We call the additional warming that will occur once we stop polluting the "zero emissions commitment" (ZEC), and it appears to be very close to zero. The ZEC suggests we're committed only to the warming we've already caused with historical emissions. The ZEC being close to zero is the reason we can define a "carbon budget," or the amount of carbon there is left to burn to keep warming below some specified level. It is the source of the well-known warning that we must reduce carbon emissions by 50% by 2030 and reach zero emissions by 2050 to keep warming below the critical 1.5 C mark.
While this paradigm shift in scientific understanding emerged more than a decade ago, public climate discourse has only recently reflected it. Perhaps scientists have been hesitant to tout this finding because it felt tenuous, depending on highly technical details of the physics, chemistry and biology of the oceans and how well they are all represented in current-generation climate models. In some models, the ZEC is positive and there is continued warming. In others, the ZEC is negative and there is actually cooling after emissions cease. Uncertainty seemed to abound here.
But in a study published Nov. 14, 2023 in the journal Frontiers in Science which I described in an accompanying editorial, nearly two dozen experts in climate and carbon cycle dynamics, led by Sofia Palazzo Corner at Imperial College London, have provided the most comprehensive assessment yet of the ZEC.
They found that for at least the next 50 years, the ZEC is very close to zero across the range of state-of-the-art models.
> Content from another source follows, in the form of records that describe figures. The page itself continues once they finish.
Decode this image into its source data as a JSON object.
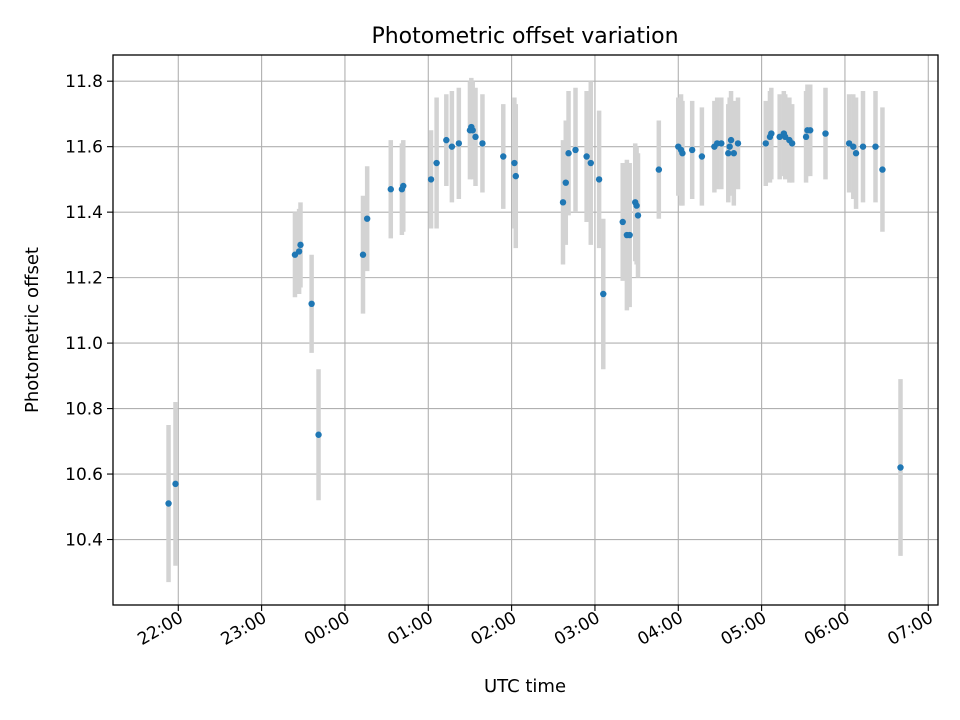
{
  "chart_data": {
    "type": "scatter",
    "title": "Photometric offset variation",
    "xlabel": "UTC time",
    "ylabel": "Photometric offset",
    "xlim": [
      "21:13",
      "07:07"
    ],
    "ylim": [
      10.2,
      11.88
    ],
    "grid": true,
    "x_ticks": [
      "22:00",
      "23:00",
      "00:00",
      "01:00",
      "02:00",
      "03:00",
      "04:00",
      "05:00",
      "06:00",
      "07:00"
    ],
    "y_ticks": [
      "10.4",
      "10.6",
      "10.8",
      "11.0",
      "11.2",
      "11.4",
      "11.6",
      "11.8"
    ],
    "colors": {
      "point": "#1f77b4",
      "errorbar": "#d3d3d3",
      "grid": "#b0b0b0",
      "axis": "#000000"
    },
    "series": [
      {
        "x": [
          "21:53",
          "21:58",
          "23:24",
          "23:27",
          "23:28",
          "23:36",
          "23:41",
          "00:13",
          "00:16",
          "00:33",
          "00:41",
          "00:42",
          "01:02",
          "01:06",
          "01:13",
          "01:17",
          "01:22",
          "01:30",
          "01:31",
          "01:32",
          "01:34",
          "01:39",
          "01:54",
          "02:02",
          "02:03",
          "02:37",
          "02:39",
          "02:41",
          "02:46",
          "02:54",
          "02:57",
          "03:03",
          "03:06",
          "03:20",
          "03:23",
          "03:25",
          "03:29",
          "03:30",
          "03:31",
          "03:46",
          "04:00",
          "04:02",
          "04:03",
          "04:10",
          "04:17",
          "04:26",
          "04:28",
          "04:31",
          "04:36",
          "04:37",
          "04:38",
          "04:40",
          "04:43",
          "05:03",
          "05:06",
          "05:07",
          "05:13",
          "05:16",
          "05:17",
          "05:20",
          "05:22",
          "05:32",
          "05:33",
          "05:35",
          "05:46",
          "06:03",
          "06:06",
          "06:08",
          "06:13",
          "06:22",
          "06:27",
          "06:40"
        ],
        "y": [
          10.51,
          10.57,
          11.27,
          11.28,
          11.3,
          11.12,
          10.72,
          11.27,
          11.38,
          11.47,
          11.47,
          11.48,
          11.5,
          11.55,
          11.62,
          11.6,
          11.61,
          11.65,
          11.66,
          11.65,
          11.63,
          11.61,
          11.57,
          11.55,
          11.51,
          11.43,
          11.49,
          11.58,
          11.59,
          11.57,
          11.55,
          11.5,
          11.15,
          11.37,
          11.33,
          11.33,
          11.43,
          11.42,
          11.39,
          11.53,
          11.6,
          11.59,
          11.58,
          11.59,
          11.57,
          11.6,
          11.61,
          11.61,
          11.58,
          11.6,
          11.62,
          11.58,
          11.61,
          11.61,
          11.63,
          11.64,
          11.63,
          11.64,
          11.63,
          11.62,
          11.61,
          11.63,
          11.65,
          11.65,
          11.64,
          11.61,
          11.6,
          11.58,
          11.6,
          11.6,
          11.53,
          10.62
        ],
        "err": [
          0.24,
          0.25,
          0.13,
          0.13,
          0.13,
          0.15,
          0.2,
          0.18,
          0.16,
          0.15,
          0.14,
          0.14,
          0.15,
          0.2,
          0.14,
          0.17,
          0.17,
          0.15,
          0.15,
          0.15,
          0.15,
          0.15,
          0.16,
          0.2,
          0.22,
          0.19,
          0.19,
          0.19,
          0.19,
          0.2,
          0.25,
          0.21,
          0.23,
          0.18,
          0.23,
          0.22,
          0.18,
          0.18,
          0.19,
          0.15,
          0.15,
          0.17,
          0.16,
          0.15,
          0.15,
          0.14,
          0.14,
          0.14,
          0.15,
          0.15,
          0.15,
          0.16,
          0.14,
          0.13,
          0.14,
          0.14,
          0.13,
          0.13,
          0.13,
          0.13,
          0.12,
          0.14,
          0.14,
          0.14,
          0.14,
          0.15,
          0.16,
          0.17,
          0.17,
          0.17,
          0.19,
          0.27
        ]
      }
    ]
  }
}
And there's good certainty until we emit 3,700 gigatons of carbon — (we've burned about 2,500 gigatons already) — that the average ZEC across models is not only near zero but very slightly negative (roughly 0.1 C of cooling). While the ZEC varies among models, in all cases, it's less than plus 0.3 C of additional warming. Given that we're currently at 1.2 C warming over preindustrial levels, this means that there's still a good chance to avert 1.5 C of warming.
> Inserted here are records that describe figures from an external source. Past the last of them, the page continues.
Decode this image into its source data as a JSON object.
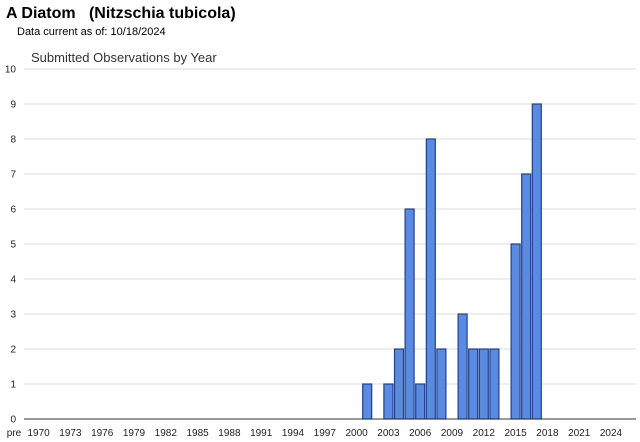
{
  "header": {
    "title": "A Diatom   (Nitzschia tubicola)",
    "subtitle": "Data current as of: 10/18/2024"
  },
  "chart_data": {
    "type": "bar",
    "title": "Submitted Observations by Year",
    "xlabel": "",
    "ylabel": "",
    "ylim": [
      0,
      10
    ],
    "yticks": [
      0,
      1,
      2,
      3,
      4,
      5,
      6,
      7,
      8,
      9,
      10
    ],
    "grid": true,
    "x_tick_labels": [
      "pre",
      "1970",
      "1973",
      "1976",
      "1979",
      "1982",
      "1985",
      "1988",
      "1991",
      "1994",
      "1997",
      "2000",
      "2003",
      "2006",
      "2009",
      "2012",
      "2015",
      "2018",
      "2021",
      "2024"
    ],
    "bars": [
      {
        "year": "2001",
        "value": 1
      },
      {
        "year": "2003",
        "value": 1
      },
      {
        "year": "2004",
        "value": 2
      },
      {
        "year": "2005",
        "value": 6
      },
      {
        "year": "2006",
        "value": 1
      },
      {
        "year": "2007",
        "value": 8
      },
      {
        "year": "2008",
        "value": 2
      },
      {
        "year": "2010",
        "value": 3
      },
      {
        "year": "2011",
        "value": 2
      },
      {
        "year": "2012",
        "value": 2
      },
      {
        "year": "2013",
        "value": 2
      },
      {
        "year": "2015",
        "value": 5
      },
      {
        "year": "2016",
        "value": 7
      },
      {
        "year": "2017",
        "value": 9
      }
    ],
    "colors": {
      "bar_fill": "#5b8be0",
      "bar_stroke": "#1f3f8f",
      "grid": "#dddddd",
      "axis": "#333333"
    }
  }
}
But there are some caveats. Even after emissions reach zero, warming beneath the ocean surface will continue, the ice sheets will likely still melt, and sea levels will probably still rise. Ocean acidification will worsen, and possible surprises could be in store a century or more down the road. But the takeaway from the ZEC study is that our efforts to decarbonize now can directly and immediately slow surface warming and mitigate the heat waves, floods, droughts, wildfires and superstorms fueled by that warming.
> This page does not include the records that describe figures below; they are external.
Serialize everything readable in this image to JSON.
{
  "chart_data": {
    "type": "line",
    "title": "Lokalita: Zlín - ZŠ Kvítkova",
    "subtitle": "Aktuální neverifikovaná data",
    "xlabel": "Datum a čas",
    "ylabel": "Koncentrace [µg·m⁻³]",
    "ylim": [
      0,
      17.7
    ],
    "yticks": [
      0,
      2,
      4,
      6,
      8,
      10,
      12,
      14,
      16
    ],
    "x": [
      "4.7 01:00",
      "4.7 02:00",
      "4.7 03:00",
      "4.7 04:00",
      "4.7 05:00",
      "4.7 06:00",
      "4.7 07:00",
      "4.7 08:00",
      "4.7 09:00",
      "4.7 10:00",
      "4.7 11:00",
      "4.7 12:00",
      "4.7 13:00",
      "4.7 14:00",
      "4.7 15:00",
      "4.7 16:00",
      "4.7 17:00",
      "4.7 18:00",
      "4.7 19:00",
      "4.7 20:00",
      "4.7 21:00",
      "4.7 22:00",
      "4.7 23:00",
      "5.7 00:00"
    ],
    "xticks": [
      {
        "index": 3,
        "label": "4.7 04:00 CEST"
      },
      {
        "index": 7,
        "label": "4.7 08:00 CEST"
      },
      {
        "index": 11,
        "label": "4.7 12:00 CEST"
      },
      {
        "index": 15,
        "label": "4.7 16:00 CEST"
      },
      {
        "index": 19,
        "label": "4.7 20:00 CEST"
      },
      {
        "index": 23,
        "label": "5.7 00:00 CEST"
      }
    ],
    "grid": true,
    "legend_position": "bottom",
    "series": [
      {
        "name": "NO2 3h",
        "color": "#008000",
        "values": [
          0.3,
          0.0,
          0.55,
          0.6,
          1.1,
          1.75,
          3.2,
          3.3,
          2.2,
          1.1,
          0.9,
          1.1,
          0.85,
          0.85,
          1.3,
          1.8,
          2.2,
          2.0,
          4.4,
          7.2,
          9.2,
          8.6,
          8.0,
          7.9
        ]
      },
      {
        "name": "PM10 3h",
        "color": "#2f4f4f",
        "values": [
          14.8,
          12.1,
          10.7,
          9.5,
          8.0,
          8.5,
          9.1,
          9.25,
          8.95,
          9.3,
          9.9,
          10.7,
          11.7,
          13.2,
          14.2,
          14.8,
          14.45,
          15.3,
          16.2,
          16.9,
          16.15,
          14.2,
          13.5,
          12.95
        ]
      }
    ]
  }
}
How do we make sense of recent, more pessimistic-sounding headlines in light of this finding? One study estimated that we have only six years left before we likely surpass the 1.5 C threshold. But only if we don't reduce emissions at all. This overly pessimistic outlook is belied by our significant progress in lowering carbon emissions.
What about the recent study led by the great James Hansen, sometimes called the godfather of global warming, which suggested substantial additional warming is in the pipeline — enough that we will blow past both our 1.5 and 2 C warming targets? The assumptions of the study have been criticized on several grounds, including by me. But most significantly, Hansen assumes that carbon emissions are not brought to zero.
So where does that leave us? The more pessimistic studies assume that we don't take the necessary actions. But we actually decide how bad the climate crisis will get. There is still time to preserve our "fragile moment," but the window of opportunity is narrowing. There is urgency in reducing carbon emissions. But there is also still agency on our part in acting.